As College of San Mateo’s third cross country head coach in as many years, Matt Layten is looking to the school’s football team for inspiration.

“I personally look up to the football program here,” Layten said. “There’s a reputation with football. Kids are going to come here; they’re going to move on to a four-year (school). And I want to build that.”

CSM’s football team is a transfer machine. After last season alone, the Bulldogs saw 19 football players move on to the four-year level. Cross country, however, is an entirely different beast.

While NCAA programs offer track and field scholarships, cross-country scholarships are non-existent. Hence the reason top-flight cross-country athletes are prone to competing in both.

CSM hasn’t produced a cross-country transfer in several years. Following last season, Mirka Uhlirova was offered a full track scholarship from University of the Pacific, but opted to return home to her native Czech Republic. Layten, however, sees promise in this year’s CSM cross-country team, especially on the women’s side.

“We want to be a championship program,” Layten said. “We aren’t going to do that this year but how do we build to that level?”

Layten knows the Division I ranks, having previously coached at his alma mater Cal Poly and then at San Jose State when the Spartans reinstated track and field in 2014. He has also coached at local high schools as an assistant at Hillsdale and South San Francisco, and as a head coach at Carlmont in 2013.

The top runners of this year’s CSM cross-country team got a glimpse of Division I competition Saturday competing in the Stanford Invitational. Freshman Wailani Martin had the best showing. With CSM the only community college program competing in the event, Martin finished near the bottom of the pack — 149th place out of 153 competitors — but shattered her personal record with a time of 28 minutes, 22.7 seconds on the six-kilometer Stanford Golf Course.

“She crushed her high school time pretty much — so she had a good week,” Layten said.

A 2015 graduate of Sacred Heart Cathedral, Martin has also impressed Layten with her ambitions to run at the next level.

“She’s the one that’s always looking up to see what the Division I teams are doing and asking: ‘What can I do to get there?’” Layten said.

CSM freshman Shannon Smith also ran in the women’s race at the Stanford Invitational, taking 152nd place with a time of 29:25.8. CSM sophomore Garek Lee was the only Bulldog to compete in the men’s race, finishing 176th out of 177 with a time of 29:38.8.

With full teams on both the men’s and women’s side, CSM will unveil its full 15-runner roster Friday at the Coast Conference opener at Hartnell College.
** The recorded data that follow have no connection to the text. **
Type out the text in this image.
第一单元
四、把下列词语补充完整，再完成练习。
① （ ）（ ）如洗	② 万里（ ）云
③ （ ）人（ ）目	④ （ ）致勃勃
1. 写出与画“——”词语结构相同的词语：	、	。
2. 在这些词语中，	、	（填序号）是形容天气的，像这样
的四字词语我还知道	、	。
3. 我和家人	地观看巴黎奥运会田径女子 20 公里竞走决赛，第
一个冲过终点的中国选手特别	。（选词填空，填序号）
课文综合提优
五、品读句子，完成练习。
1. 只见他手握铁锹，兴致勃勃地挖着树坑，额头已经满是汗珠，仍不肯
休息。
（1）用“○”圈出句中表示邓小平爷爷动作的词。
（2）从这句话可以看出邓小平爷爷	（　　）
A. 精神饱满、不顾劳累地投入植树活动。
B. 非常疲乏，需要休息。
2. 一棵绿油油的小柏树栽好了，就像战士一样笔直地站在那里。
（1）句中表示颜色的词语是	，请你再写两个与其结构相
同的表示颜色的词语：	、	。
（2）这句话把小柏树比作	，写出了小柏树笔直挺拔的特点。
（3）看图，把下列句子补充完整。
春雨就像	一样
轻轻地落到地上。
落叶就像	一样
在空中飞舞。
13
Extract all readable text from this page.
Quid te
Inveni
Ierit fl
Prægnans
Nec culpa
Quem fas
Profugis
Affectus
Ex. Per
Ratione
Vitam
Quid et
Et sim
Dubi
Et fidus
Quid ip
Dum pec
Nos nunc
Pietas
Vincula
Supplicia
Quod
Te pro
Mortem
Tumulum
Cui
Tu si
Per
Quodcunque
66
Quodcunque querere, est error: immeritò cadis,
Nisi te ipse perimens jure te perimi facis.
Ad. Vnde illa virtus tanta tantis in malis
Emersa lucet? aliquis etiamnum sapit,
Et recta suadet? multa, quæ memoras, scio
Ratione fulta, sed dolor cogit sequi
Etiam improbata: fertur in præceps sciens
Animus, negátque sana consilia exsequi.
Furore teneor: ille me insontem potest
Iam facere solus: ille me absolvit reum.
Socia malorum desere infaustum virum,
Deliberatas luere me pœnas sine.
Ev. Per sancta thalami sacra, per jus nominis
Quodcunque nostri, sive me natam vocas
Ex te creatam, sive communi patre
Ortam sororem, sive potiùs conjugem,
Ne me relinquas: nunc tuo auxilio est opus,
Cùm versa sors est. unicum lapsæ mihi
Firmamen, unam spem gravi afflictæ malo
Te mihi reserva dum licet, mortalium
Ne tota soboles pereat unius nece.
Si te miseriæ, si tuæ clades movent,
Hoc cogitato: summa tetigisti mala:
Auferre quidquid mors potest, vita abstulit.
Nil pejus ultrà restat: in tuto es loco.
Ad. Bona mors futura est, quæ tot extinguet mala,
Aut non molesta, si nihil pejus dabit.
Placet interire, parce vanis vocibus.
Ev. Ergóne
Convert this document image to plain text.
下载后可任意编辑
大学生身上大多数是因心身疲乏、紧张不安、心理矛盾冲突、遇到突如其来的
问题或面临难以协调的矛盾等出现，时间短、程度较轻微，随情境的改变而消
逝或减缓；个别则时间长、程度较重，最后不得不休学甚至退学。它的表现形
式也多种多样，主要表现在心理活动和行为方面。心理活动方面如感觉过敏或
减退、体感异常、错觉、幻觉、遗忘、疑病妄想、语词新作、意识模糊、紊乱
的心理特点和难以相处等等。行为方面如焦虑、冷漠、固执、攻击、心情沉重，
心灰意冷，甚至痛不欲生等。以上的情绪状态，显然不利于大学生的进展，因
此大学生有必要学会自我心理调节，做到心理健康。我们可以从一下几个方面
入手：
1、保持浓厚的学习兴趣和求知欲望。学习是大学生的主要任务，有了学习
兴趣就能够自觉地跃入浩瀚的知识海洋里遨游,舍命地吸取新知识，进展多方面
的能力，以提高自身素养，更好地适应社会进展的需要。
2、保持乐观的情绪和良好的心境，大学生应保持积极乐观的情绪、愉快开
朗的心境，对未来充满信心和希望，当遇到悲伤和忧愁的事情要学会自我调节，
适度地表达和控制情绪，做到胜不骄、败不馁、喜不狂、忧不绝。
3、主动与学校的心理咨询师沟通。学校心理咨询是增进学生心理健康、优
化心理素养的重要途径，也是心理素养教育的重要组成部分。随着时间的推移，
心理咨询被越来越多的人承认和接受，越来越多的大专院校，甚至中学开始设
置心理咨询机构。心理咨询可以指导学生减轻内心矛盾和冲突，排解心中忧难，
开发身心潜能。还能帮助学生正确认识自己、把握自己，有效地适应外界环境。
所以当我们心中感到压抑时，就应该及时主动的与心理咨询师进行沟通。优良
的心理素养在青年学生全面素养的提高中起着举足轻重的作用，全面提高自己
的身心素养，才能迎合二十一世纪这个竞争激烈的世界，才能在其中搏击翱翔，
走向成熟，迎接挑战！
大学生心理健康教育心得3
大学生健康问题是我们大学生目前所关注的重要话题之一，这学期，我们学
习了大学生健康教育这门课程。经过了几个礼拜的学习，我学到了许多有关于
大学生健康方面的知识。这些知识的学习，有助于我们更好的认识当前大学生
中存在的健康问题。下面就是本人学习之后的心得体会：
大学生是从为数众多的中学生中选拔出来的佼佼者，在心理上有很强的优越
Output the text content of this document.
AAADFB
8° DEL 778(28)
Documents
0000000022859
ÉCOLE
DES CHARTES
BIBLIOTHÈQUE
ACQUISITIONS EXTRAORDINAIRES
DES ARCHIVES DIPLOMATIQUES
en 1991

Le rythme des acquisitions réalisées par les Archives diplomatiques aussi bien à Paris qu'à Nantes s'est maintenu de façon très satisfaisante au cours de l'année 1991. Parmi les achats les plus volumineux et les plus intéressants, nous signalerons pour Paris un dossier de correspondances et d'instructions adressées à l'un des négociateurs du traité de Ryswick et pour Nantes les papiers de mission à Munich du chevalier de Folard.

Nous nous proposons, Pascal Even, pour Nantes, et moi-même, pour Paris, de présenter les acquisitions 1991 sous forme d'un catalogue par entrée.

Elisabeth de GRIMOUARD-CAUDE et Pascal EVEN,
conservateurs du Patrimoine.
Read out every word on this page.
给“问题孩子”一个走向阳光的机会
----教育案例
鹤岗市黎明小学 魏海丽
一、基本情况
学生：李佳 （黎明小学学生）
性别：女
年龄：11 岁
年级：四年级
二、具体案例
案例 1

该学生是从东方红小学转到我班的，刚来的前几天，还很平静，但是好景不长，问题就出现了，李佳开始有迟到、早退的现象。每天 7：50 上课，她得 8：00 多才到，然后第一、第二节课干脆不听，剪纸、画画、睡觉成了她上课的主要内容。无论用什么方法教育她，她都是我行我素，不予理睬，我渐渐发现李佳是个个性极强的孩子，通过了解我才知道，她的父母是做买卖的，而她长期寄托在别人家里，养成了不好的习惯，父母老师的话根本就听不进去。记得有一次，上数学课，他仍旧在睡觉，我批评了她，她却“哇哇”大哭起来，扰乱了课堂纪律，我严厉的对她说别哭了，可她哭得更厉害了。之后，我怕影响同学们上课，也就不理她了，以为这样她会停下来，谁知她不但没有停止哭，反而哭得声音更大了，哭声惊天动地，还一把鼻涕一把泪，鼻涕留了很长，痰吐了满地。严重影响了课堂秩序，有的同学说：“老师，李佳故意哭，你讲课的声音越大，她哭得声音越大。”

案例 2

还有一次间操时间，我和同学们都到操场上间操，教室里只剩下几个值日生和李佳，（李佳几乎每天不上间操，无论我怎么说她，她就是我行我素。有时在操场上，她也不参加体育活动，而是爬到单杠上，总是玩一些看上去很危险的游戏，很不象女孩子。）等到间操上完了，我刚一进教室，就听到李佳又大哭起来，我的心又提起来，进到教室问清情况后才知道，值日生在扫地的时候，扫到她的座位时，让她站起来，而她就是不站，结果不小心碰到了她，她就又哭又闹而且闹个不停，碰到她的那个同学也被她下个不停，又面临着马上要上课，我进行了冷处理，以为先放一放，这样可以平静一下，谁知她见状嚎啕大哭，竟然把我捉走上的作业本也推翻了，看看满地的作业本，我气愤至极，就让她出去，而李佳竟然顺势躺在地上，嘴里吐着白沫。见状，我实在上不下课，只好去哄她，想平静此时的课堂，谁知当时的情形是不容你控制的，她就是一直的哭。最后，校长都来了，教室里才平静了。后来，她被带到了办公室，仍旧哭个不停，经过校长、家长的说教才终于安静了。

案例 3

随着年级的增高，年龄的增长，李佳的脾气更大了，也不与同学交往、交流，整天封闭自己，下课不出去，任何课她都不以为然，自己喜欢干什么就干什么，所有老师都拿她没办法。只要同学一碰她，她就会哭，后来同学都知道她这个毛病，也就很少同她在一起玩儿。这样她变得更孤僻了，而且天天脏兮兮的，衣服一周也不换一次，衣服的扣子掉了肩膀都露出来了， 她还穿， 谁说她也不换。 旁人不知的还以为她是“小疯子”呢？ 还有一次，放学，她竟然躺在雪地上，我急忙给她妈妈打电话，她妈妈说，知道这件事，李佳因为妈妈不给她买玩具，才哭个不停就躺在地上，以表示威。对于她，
The meet was originally scheduled for Toro Park in Salinas but was relocated due to the Soberanes fire.

Layten had a hand in recruiting a majority of this year’s roster, he said. And he has learned to be creative. Former Hillsdale girls’ wrestler Renata Lopez-Romero has made the transition to cross country with the Bulldogs. Beyond that, Layten is optimistic about the women’s team’s chances as early as this season.

“I think the women have a great chance of making Nor Cals,” Layten said. “So I’m looking forward to seeing them in the first conference meet — seeing how they stack up.”